PEABODY, Mass., Aug. 5, 2009 (GLOBE NEWSWIRE) — Analogic Corporation (Nasdaq:ALOG – News), a leading provider of medical imaging and aviation security technology, announced that it has reduced its workforce by 6% worldwide and has vacated a portion of its Canton, Massachusetts facility. As a result, the Company will record a $3.1 million charge in the fourth fiscal quarter of 2009. The Company expects this action will result in annual expense savings of approximately $5 million, a portion of which will fund strategic growth initiatives.
The reduction in force, which affects 85 people across the business, will result in a $2.1 million charge for severance and related costs. In addition, the Company vacated approximately half of its Copley Controls facility in Canton, moving certain operations to its Peabody facility. Accordingly, the Company will record a charge of $1.0 million, which represents the ongoing lease payments for the vacated portion over the remainder of the lease term, which ends in 2011.
“We recognize that workforce reductions are difficult for everyone”, commented Jim Green, president and CEO. “However, we have a commitment to improve our overall operational effectiveness and fund the ongoing investments needed to position Analogic for future growth. While market conditions over the past few quarters have been difficult, we remain optimistic as the market appears to be stabilizing.”
Analogic Corporation is a growth oriented high-technology signal and image processing company, providing products and services to original equipment manufacturers (OEMs) and end users in growing medical diagnostics and security markets worldwide. The Company is recognized worldwide for advancing the state of the art in automatic explosives detection, computed tomography (CT), digital radiography (DR), ultrasound, magnetic resonance imaging (MRI), patient monitoring, and advanced signal processing. For more information, visit www.analogic.com.

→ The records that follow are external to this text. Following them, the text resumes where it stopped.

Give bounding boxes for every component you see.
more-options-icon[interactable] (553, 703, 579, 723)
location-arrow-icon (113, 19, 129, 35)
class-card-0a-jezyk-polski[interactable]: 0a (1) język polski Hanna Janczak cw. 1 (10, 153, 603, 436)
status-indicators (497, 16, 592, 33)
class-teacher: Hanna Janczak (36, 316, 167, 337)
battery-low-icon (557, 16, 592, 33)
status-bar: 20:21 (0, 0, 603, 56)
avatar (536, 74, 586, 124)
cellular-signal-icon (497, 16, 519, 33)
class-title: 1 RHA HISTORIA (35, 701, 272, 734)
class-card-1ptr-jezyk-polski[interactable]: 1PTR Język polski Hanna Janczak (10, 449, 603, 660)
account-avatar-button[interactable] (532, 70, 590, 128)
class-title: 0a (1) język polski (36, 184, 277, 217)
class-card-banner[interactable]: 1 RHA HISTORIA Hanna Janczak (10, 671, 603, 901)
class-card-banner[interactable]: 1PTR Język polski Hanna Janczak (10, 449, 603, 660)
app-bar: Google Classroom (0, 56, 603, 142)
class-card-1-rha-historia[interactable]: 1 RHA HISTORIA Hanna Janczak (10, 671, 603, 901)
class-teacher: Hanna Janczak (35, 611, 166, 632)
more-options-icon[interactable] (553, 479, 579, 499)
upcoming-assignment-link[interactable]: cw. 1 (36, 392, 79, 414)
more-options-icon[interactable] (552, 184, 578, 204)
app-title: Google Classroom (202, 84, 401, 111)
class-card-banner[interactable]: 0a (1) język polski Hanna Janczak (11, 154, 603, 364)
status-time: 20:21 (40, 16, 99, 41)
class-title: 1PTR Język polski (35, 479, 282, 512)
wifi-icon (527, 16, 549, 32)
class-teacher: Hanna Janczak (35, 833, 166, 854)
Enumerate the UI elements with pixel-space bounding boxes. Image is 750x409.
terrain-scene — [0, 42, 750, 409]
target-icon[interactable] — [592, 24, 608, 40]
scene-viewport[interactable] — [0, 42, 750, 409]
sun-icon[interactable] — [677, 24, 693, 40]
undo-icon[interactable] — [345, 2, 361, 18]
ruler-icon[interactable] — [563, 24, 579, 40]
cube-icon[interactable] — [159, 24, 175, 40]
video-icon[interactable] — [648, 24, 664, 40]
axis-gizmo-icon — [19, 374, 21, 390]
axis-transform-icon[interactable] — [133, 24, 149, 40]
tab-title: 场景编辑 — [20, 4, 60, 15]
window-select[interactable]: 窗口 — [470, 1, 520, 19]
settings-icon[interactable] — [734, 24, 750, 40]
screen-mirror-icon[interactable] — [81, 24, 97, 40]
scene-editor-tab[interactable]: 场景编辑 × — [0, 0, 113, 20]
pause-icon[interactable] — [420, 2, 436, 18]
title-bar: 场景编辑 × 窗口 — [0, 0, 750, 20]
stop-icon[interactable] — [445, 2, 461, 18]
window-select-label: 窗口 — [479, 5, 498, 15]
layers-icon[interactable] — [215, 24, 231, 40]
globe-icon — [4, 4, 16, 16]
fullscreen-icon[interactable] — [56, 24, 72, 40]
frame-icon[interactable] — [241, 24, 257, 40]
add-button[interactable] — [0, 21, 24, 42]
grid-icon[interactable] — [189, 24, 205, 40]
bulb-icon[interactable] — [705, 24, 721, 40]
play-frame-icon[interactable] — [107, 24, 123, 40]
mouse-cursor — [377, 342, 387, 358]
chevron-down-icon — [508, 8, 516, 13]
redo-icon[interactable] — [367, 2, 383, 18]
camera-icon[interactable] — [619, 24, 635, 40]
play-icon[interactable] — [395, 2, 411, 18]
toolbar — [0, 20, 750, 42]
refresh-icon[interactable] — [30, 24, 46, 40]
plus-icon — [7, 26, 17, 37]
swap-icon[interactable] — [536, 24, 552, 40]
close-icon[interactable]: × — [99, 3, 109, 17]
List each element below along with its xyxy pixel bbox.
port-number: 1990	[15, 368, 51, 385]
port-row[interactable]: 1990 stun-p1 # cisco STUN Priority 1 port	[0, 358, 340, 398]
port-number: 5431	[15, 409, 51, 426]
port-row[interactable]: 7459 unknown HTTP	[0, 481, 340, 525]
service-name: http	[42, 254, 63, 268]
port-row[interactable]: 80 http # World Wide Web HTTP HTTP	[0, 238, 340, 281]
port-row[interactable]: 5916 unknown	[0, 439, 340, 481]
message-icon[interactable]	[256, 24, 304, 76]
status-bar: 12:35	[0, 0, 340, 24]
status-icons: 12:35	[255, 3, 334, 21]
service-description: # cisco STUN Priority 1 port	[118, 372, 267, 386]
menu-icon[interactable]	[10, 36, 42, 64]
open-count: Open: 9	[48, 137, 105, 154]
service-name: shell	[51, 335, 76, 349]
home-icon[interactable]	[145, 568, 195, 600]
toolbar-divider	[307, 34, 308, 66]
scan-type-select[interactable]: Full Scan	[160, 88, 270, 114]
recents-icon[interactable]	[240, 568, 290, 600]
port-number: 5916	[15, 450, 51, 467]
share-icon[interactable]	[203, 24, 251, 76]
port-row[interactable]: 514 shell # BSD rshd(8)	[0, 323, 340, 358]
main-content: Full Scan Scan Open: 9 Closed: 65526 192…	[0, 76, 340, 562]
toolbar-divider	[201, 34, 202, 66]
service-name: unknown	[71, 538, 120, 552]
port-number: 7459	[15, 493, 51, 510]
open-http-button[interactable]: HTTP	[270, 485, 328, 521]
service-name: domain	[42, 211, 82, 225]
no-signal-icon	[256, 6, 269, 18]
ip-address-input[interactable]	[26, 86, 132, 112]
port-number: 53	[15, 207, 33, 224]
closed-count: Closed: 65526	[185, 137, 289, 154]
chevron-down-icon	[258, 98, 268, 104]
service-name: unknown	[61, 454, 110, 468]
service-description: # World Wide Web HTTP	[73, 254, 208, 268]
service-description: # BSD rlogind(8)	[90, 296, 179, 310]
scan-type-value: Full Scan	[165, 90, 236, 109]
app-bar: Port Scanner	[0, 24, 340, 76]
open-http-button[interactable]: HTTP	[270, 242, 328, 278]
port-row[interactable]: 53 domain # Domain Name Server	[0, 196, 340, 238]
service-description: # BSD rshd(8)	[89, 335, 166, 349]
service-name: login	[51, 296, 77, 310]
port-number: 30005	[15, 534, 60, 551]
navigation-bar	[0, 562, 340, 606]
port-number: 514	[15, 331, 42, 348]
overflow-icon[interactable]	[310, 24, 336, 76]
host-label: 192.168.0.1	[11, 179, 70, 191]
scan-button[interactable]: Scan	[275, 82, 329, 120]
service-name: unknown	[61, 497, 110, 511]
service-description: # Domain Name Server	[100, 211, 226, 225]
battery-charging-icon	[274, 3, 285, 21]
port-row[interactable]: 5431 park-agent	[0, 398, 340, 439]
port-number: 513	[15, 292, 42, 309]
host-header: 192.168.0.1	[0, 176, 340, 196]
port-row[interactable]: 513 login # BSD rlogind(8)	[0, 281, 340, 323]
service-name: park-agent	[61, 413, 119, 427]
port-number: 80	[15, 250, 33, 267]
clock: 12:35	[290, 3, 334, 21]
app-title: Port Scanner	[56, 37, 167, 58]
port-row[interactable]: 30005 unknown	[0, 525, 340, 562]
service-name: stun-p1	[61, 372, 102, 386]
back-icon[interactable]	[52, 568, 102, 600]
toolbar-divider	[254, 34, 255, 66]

The Analogic Corporation logo is available at http://www.globenewswire.com/newsroom/prs/?pkgid=6249
Safe Harbor Statement Under the Private Securities Litigation Reform Act of 1995
Except for historical information contained herein, the matters set forth in this news release are forward-looking statements. Statements that are predictive in nature, that depend upon or refer to events or conditions or that include words such as “expects,” “anticipates,” “intends,” “plans,” “believes,” “estimates,” “will,” “could” and similar expressions are forward-looking statements. The forward-looking statements set forth above involve a number of risks and uncertainties that could cause actual results to differ materially from any such statement, including the risks and uncertainties discussed in the company’s Safe Harbor Compliance Statement for Forward-looking Statements included in the company’s recent filings, including Forms 10-K and 10-Q, with the Securities and Exchange Commission. The forward-looking statements speak only as of the date made, and the company undertakes no obligation to update these forward-looking statements.